Journal of Engineering Research and Reports

This paper focuses on the design and performance of magnetic fluid acceleration sensors, systematically sorting out their theoretical basis, structural design, magnetization characteristics and dynamic response mechanism. Magnetic fluid, as a new type of functional material with both ferromagnetism and fluidity, has broad application prospects in inertial sensors due to its unique field control behavior. The article first reviews the development history of magnetohydrodynamic sensors at home and abroad, covering various sensing forms such as micro-pressure difference, tilt Angle and acceleration, and points out that its modular design provides a technical path for multi-dimensional performance optimization.

In terms of theoretical modeling, the article establishes a second-order inertial system model of the magnetohydrodynamic acceleration sensor, clarifies the action mechanisms of magnetic buoyancy and magnetic viscosity in restoring force and damping, and realizes the conversion of acceleration to electrical signal based on inductance and Hall elements respectively. Magnetic property analysis indicates that the magnetic fluid exhibits superparamagnetism, and its saturation magnetization intensity (coal-based > oil-based > water-based) is directly related to the sensor's sensitivity and dynamic range.

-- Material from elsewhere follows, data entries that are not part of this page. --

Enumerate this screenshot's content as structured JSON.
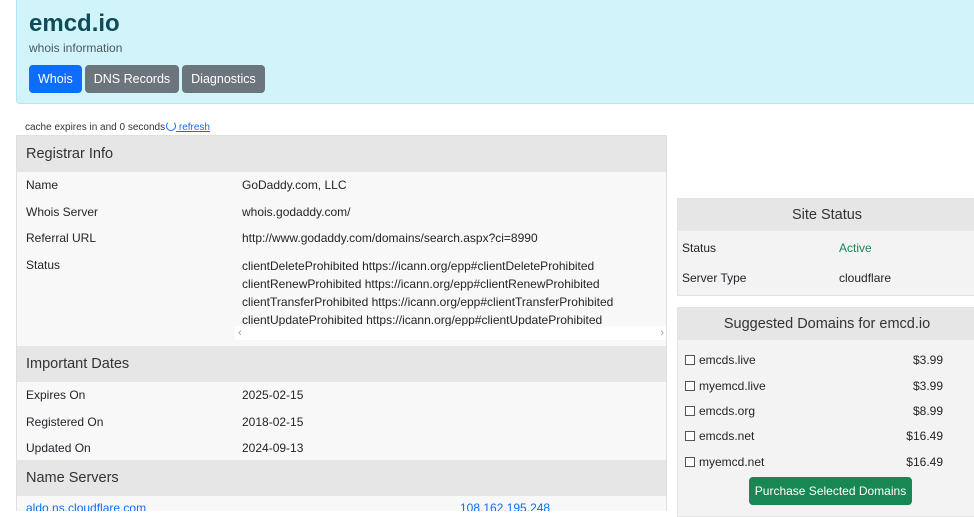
{
  "header": {
    "title": "emcd.io",
    "subtitle": "whois information",
    "tabs": [
      {
        "label": "Whois",
        "active": true
      },
      {
        "label": "DNS Records",
        "active": false
      },
      {
        "label": "Diagnostics",
        "active": false
      }
    ]
  },
  "cache": {
    "text": "cache expires in and 0 seconds",
    "refresh_label": " refresh"
  },
  "registrar": {
    "heading": "Registrar Info",
    "name_label": "Name",
    "name_value": "GoDaddy.com, LLC",
    "whois_label": "Whois Server",
    "whois_value": "whois.godaddy.com/",
    "referral_label": "Referral URL",
    "referral_value": "http://www.godaddy.com/domains/search.aspx?ci=8990",
    "status_label": "Status",
    "status_lines": [
      "clientDeleteProhibited https://icann.org/epp#clientDeleteProhibited",
      "clientRenewProhibited https://icann.org/epp#clientRenewProhibited",
      "clientTransferProhibited https://icann.org/epp#clientTransferProhibited",
      "clientUpdateProhibited https://icann.org/epp#clientUpdateProhibited"
    ]
  },
  "dates": {
    "heading": "Important Dates",
    "expires_label": "Expires On",
    "expires_value": "2025-02-15",
    "registered_label": "Registered On",
    "registered_value": "2018-02-15",
    "updated_label": "Updated On",
    "updated_value": "2024-09-13"
  },
  "nameservers": {
    "heading": "Name Servers",
    "first_server": "aldo.ns.cloudflare.com",
    "first_ip": "108.162.195.248"
  },
  "site_status": {
    "heading": "Site Status",
    "status_label": "Status",
    "status_value": "Active",
    "server_label": "Server Type",
    "server_value": "cloudflare"
  },
  "suggested": {
    "heading": "Suggested Domains for emcd.io",
    "domains": [
      {
        "name": "emcds.live",
        "price": "$3.99"
      },
      {
        "name": "myemcd.live",
        "price": "$3.99"
      },
      {
        "name": "emcds.org",
        "price": "$8.99"
      },
      {
        "name": "emcds.net",
        "price": "$16.49"
      },
      {
        "name": "myemcd.net",
        "price": "$16.49"
      }
    ],
    "button_label": "Purchase Selected Domains"
  },
  "colors": {
    "header_bg": "#d1f3fa",
    "tab_active": "#0d6efd",
    "tab_inactive": "#6c757d",
    "active_status": "#198754",
    "purchase_button": "#198754"
  }
}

The rationality of the magnetic circuit design was verified through COMSOL finite element simulation, revealing the key influence of magnetic gradient on displacement detection.

The dynamic performance test results show that the coal-based magnetohydrodynamic sensor has the optimal transient response (rise time 0.122 s, stabilization time 0.323 s, overshoot 11.4%) and maximum bandwidth (25.37 rad/s), indicating that it is suitable for high-frequency vibration scenarios.